In a simple neural net:
Input x → [W1, b1] → hidden → [W2, b2] → output → loss
We want to know:
∂Loss/∂W1, ∂Loss/∂b1, ∂Loss/∂W2, ∂Loss/∂b2
tf.GradientTape: TensorFlow’s Engine¶
with tf.GradientTape() as tape:
logits = model(x_batch)
loss = loss_fn(y_batch, logits)
gradients = tape.gradient(loss, model.trainable_variables)
optimizer.apply_gradients(zip(gradients, model.trainable_variables))
- When tape.gradient() is called, TensorFlow traces those operations backward using the chain rule.
Manual Backpropagation: A Tiny Example¶
Let’s build a single-layer model manually and compute gradients ourselves.
- Define Inputs and Parameters
x = tf.constant([[1.0, 2.0]])
y_true = tf.constant([[1.0]])
W = tf.Variable([[0.1], [0.2]])
b = tf.Variable([0.3])
- Forward Pass and Loss
def forward(x):
return tf.matmul(x, W) + b
def mse(y_pred, y_true):
return tf.reduce_mean(tf.square(y_pred - y_true))
- Compute Gradients
with tf.GradientTape() as tape:
y_pred = forward(x)
loss = mse(y_pred, y_true)
grads = tape.gradient(loss, [W, b])
- Apply Gradients
optimizer = tf.keras.optimizers.SGD(learning_rate=0.01)
optimizer.apply_gradients(zip(grads, [W, b]))
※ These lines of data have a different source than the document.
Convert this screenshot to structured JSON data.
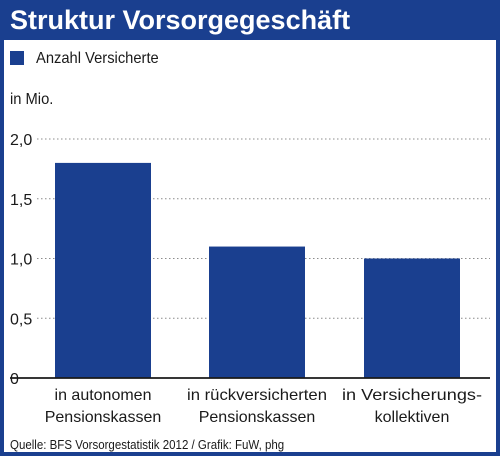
{
  "colors": {
    "frame": "#1a3f8f",
    "bar": "#1a3f8f",
    "axis": "#1a1a1a",
    "grid": "#8c8c8c",
    "title_text": "#ffffff"
  },
  "chart_data": {
    "type": "bar",
    "title": "Struktur Vorsorgegeschäft",
    "unit_label": "in Mio.",
    "legend": [
      "Anzahl Versicherte"
    ],
    "legend_position": "top-left",
    "categories": [
      [
        "in autonomen",
        "Pensionskassen"
      ],
      [
        "in rückversicherten",
        "Pensionskassen"
      ],
      [
        "in Versicherungs-",
        "kollektiven"
      ]
    ],
    "series": [
      {
        "name": "Anzahl Versicherte",
        "values": [
          1.8,
          1.1,
          1.0
        ]
      }
    ],
    "ylim": [
      0,
      2.0
    ],
    "yticks": [
      0,
      0.5,
      1.0,
      1.5,
      2.0
    ],
    "ytick_labels": [
      "0",
      "0,5",
      "1,0",
      "1,5",
      "2,0"
    ],
    "grid": true,
    "source": "Quelle: BFS Vorsorgestatistik 2012 / Grafik: FuW, phg"
  }
}
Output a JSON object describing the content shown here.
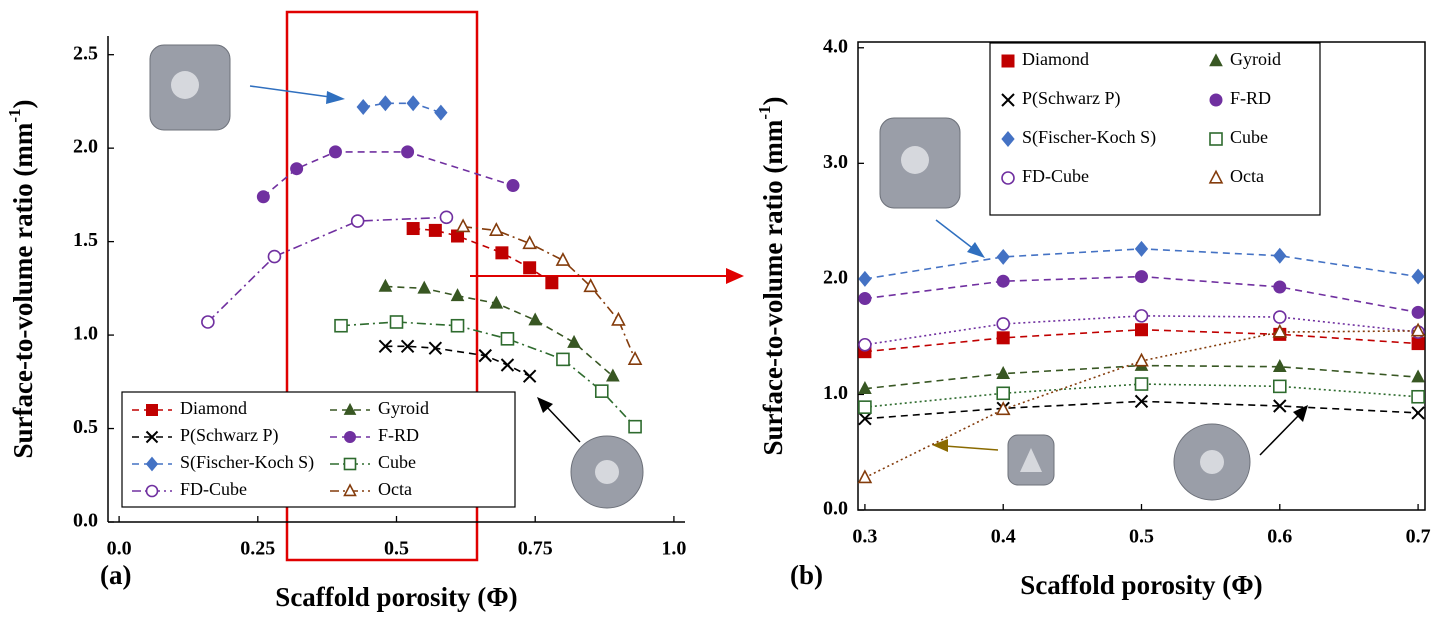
{
  "chart_data": [
    {
      "type": "line",
      "panel_label": "(a)",
      "xlabel": "Scaffold porosity (Φ)",
      "ylabel": [
        "Surface-to-volume ratio (mm",
        "-1",
        ")"
      ],
      "xlim": [
        -0.02,
        1.02
      ],
      "ylim": [
        0,
        2.6
      ],
      "xticks": [
        {
          "value": 0,
          "label": "0.0"
        },
        0.25,
        0.5,
        0.75,
        {
          "value": 1,
          "label": "1.0"
        }
      ],
      "yticks": [
        {
          "value": 0,
          "label": "0.0"
        },
        0.5,
        {
          "value": 1,
          "label": "1.0"
        },
        1.5,
        {
          "value": 2,
          "label": "2.0"
        },
        2.5
      ],
      "legend": "lower left",
      "legend_lines": true,
      "series": [
        {
          "name": "Diamond",
          "color": "#c00000",
          "marker": "square",
          "linestyle": "dashed",
          "x": [
            0.53,
            0.57,
            0.61,
            0.69,
            0.74,
            0.78
          ],
          "values": [
            1.57,
            1.56,
            1.53,
            1.44,
            1.36,
            1.28
          ]
        },
        {
          "name": "Gyroid",
          "color": "#385723",
          "marker": "triangle",
          "linestyle": "dashed",
          "x": [
            0.48,
            0.55,
            0.61,
            0.68,
            0.75,
            0.82,
            0.89
          ],
          "values": [
            1.26,
            1.25,
            1.21,
            1.17,
            1.08,
            0.96,
            0.78
          ]
        },
        {
          "name": "P(Schwarz P)",
          "color": "#000000",
          "marker": "x",
          "linestyle": "dashed",
          "x": [
            0.48,
            0.52,
            0.57,
            0.66,
            0.7,
            0.74
          ],
          "values": [
            0.94,
            0.94,
            0.93,
            0.89,
            0.84,
            0.78
          ]
        },
        {
          "name": "F-RD",
          "color": "#7030a0",
          "marker": "circle",
          "linestyle": "dashed",
          "x": [
            0.26,
            0.32,
            0.39,
            0.52,
            0.71
          ],
          "values": [
            1.74,
            1.89,
            1.98,
            1.98,
            1.8
          ]
        },
        {
          "name": "S(Fischer-Koch S)",
          "color": "#4472c4",
          "marker": "diamond",
          "linestyle": "dashed",
          "x": [
            0.44,
            0.48,
            0.53,
            0.58
          ],
          "values": [
            2.22,
            2.24,
            2.24,
            2.19
          ]
        },
        {
          "name": "Cube",
          "color": "#2e6b2e",
          "marker": "open-square",
          "linestyle": "dashdot",
          "x": [
            0.4,
            0.5,
            0.61,
            0.7,
            0.8,
            0.87,
            0.93
          ],
          "values": [
            1.05,
            1.07,
            1.05,
            0.98,
            0.87,
            0.7,
            0.51
          ]
        },
        {
          "name": "FD-Cube",
          "color": "#7030a0",
          "marker": "open-circle",
          "linestyle": "dashdot",
          "x": [
            0.16,
            0.28,
            0.43,
            0.59
          ],
          "values": [
            1.07,
            1.42,
            1.61,
            1.63
          ]
        },
        {
          "name": "Octa",
          "color": "#843c0c",
          "marker": "open-triangle",
          "linestyle": "dashdot",
          "x": [
            0.62,
            0.68,
            0.74,
            0.8,
            0.85,
            0.9,
            0.93
          ],
          "values": [
            1.58,
            1.56,
            1.49,
            1.4,
            1.26,
            1.08,
            0.87
          ]
        }
      ]
    },
    {
      "type": "line",
      "panel_label": "(b)",
      "xlabel": "Scaffold porosity (Φ)",
      "ylabel": [
        "Surface-to-volume ratio (mm",
        "-1",
        ")"
      ],
      "xlim": [
        0.295,
        0.705
      ],
      "ylim": [
        0,
        4.05
      ],
      "xticks": [
        0.3,
        0.4,
        0.5,
        0.6,
        0.7
      ],
      "yticks": [
        {
          "value": 0,
          "label": "0.0"
        },
        {
          "value": 1,
          "label": "1.0"
        },
        {
          "value": 2,
          "label": "2.0"
        },
        {
          "value": 3,
          "label": "3.0"
        },
        {
          "value": 4,
          "label": "4.0"
        }
      ],
      "legend": "upper center",
      "legend_lines": false,
      "series": [
        {
          "name": "Diamond",
          "color": "#c00000",
          "marker": "square",
          "linestyle": "dashed",
          "x": [
            0.3,
            0.4,
            0.5,
            0.6,
            0.7
          ],
          "values": [
            1.37,
            1.49,
            1.56,
            1.52,
            1.44
          ]
        },
        {
          "name": "Gyroid",
          "color": "#385723",
          "marker": "triangle",
          "linestyle": "dashed",
          "x": [
            0.3,
            0.4,
            0.5,
            0.6,
            0.7
          ],
          "values": [
            1.05,
            1.18,
            1.25,
            1.24,
            1.15
          ]
        },
        {
          "name": "P(Schwarz P)",
          "color": "#000000",
          "marker": "x",
          "linestyle": "dashed",
          "x": [
            0.3,
            0.4,
            0.5,
            0.6,
            0.7
          ],
          "values": [
            0.79,
            0.88,
            0.94,
            0.9,
            0.84
          ]
        },
        {
          "name": "F-RD",
          "color": "#7030a0",
          "marker": "circle",
          "linestyle": "dashed",
          "x": [
            0.3,
            0.4,
            0.5,
            0.6,
            0.7
          ],
          "values": [
            1.83,
            1.98,
            2.02,
            1.93,
            1.71
          ]
        },
        {
          "name": "S(Fischer-Koch S)",
          "color": "#4472c4",
          "marker": "diamond",
          "linestyle": "dashed",
          "x": [
            0.3,
            0.4,
            0.5,
            0.6,
            0.7
          ],
          "values": [
            2.0,
            2.19,
            2.26,
            2.2,
            2.02
          ]
        },
        {
          "name": "Cube",
          "color": "#2e6b2e",
          "marker": "open-square",
          "linestyle": "dotted",
          "x": [
            0.3,
            0.4,
            0.5,
            0.6,
            0.7
          ],
          "values": [
            0.89,
            1.01,
            1.09,
            1.07,
            0.98
          ]
        },
        {
          "name": "FD-Cube",
          "color": "#7030a0",
          "marker": "open-circle",
          "linestyle": "dotted",
          "x": [
            0.3,
            0.4,
            0.5,
            0.6,
            0.7
          ],
          "values": [
            1.43,
            1.61,
            1.68,
            1.67,
            1.54
          ]
        },
        {
          "name": "Octa",
          "color": "#843c0c",
          "marker": "open-triangle",
          "linestyle": "dotted",
          "x": [
            0.3,
            0.4,
            0.5,
            0.6,
            0.7
          ],
          "values": [
            0.28,
            0.87,
            1.29,
            1.54,
            1.55
          ]
        }
      ]
    }
  ]
}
Gradient Descent: The Learning Step¶
At every training step, gradient descent does this:
new_weight = old_weight - learning_rate * gradient
Intuition: Why Does This Work?¶
Imagine trying to descend a mountain blindfolded, feeling the slope with your feet. Gradient descent gives you the direction (steepest descent) and a step size. Backpropagation tells you how each step affects your overall position (loss).
Together, they let the network learn even in high-dimensional, abstract spaces.
Summary¶
In this chapter, we:
- Demystified backpropagation using the chain rule
- Used
tf.GradientTape
to compute gradients automatically - Performed a step-by-step manual backpropagation
- Understood how gradient descent updates weights toward lower loss
Backpropagation isn’t just a technique—it’s the soul of deep learning. Mastering it gives you power to customize and debug any neural architecture.